Truss’s fall thus appears to have resulted from a clash between what economists call fiscal dominance (the government’s spending promises) and monetary dominance (the central bank’s price-stability mandate). And this time monetary dominance won out, because a new narrative about government profligacy and political responsibility has gripped financial markets, replacing the MMT-infused narrative about the beneficence of public spending and deficits.
But thinking about what happened to Truss in terms of clashing fiscal and monetary policies misses an important and surprising part of the story: the vulnerability of a key part of the UK financial sector to rising interest rates and falling bond prices. The pension-funds industry, committed to paying out on defined-benefits policies, had leveraged its holdings of government debt in order to chase higher returns. If the price of public debt fell because of a rise in interest rates, the funds faced collateral calls. And now, UK pension funds, holding some £1.5 trillion in this kind of scheme, faced a shortage of bonds that could be easily sold. The BOE’s intervention explains the odd shift in government debt prices, with prices for index-linked or inflation-proofed securities falling more than those for regular securities simply because pension funds held so many indexers. Rather than fiscal or monetary dominance, this was financial dominance, with pension obligations paralyzing policy choices.

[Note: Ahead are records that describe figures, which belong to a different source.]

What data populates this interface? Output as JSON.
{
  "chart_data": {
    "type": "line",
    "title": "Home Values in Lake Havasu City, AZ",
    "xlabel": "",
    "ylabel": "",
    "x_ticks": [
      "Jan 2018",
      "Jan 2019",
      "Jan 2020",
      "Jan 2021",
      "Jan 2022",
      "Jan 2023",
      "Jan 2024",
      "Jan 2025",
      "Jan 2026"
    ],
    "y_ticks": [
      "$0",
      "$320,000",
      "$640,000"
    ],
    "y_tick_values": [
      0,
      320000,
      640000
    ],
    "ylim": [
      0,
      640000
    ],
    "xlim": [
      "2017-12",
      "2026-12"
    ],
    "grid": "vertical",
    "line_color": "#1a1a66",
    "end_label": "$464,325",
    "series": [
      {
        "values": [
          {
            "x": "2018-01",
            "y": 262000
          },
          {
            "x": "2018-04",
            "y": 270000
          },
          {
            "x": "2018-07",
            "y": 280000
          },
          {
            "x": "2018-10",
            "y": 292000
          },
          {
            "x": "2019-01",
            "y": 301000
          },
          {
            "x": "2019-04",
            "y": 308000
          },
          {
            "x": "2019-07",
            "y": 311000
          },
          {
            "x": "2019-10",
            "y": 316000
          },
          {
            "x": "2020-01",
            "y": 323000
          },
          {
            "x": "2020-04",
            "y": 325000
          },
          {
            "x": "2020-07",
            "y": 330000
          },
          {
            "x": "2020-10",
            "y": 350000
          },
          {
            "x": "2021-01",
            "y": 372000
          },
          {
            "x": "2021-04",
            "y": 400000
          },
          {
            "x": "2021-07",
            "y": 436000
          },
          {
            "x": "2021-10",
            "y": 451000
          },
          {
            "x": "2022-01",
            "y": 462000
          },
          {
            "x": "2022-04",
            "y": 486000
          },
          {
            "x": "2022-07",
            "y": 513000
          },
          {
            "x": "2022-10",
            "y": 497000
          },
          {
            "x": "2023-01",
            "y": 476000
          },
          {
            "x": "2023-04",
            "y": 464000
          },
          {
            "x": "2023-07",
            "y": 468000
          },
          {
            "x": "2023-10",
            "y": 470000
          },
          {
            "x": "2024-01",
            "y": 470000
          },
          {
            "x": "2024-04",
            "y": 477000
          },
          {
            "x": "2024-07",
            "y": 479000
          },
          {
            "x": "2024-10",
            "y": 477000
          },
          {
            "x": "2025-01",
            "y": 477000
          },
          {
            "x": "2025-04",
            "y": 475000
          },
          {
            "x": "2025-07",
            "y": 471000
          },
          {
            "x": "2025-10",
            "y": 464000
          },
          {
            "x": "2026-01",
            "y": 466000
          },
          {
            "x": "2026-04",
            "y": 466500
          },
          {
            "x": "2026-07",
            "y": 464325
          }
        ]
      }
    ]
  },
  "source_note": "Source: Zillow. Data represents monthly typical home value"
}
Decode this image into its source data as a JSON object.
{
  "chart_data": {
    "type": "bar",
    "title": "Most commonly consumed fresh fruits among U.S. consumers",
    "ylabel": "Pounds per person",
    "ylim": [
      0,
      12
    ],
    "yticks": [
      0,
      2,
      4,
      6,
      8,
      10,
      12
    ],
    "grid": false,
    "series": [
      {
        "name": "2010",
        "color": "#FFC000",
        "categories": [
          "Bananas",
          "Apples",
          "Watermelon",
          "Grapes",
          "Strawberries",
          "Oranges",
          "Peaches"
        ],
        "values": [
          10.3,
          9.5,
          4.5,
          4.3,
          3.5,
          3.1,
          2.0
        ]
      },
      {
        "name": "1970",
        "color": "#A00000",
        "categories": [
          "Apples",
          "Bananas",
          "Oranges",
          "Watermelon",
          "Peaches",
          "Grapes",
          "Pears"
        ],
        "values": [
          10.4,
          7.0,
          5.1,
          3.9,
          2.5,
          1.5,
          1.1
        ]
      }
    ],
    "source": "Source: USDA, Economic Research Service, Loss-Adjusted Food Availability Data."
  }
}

This trap had been set a generation ago, by the UK Pensions Act of 2004, which was intended to provide greater security or protection for pension-holders by making it harder for pension funds to hold equities. The funds thus had to move into bonds – and into the leveraging strategies, which depended on the bond markets always being liquid. The risk and policy constraints that this created are a much more compelling rebuke to central bankers and financial regulators than the idea of a politicized intervention in October 2022. The fact that the BOE was not directly responsible for financial regulation back in 2004 is a rather feeble excuse.
There was a clear failure by regulators and the broader policy community to identify a mechanism that laid a trap for governments. Truss triggered a peculiarly British mine that might have detonated at any point over the past decade. There may well be other mines out there, in other financial systems. Truss’s failure means that fiscal populism, shared by her predecessor, Boris Johnson, is now ruled out in Britain. But it is also now more dangerous elsewhere. Politicians are no longer free to make big wagers on the future.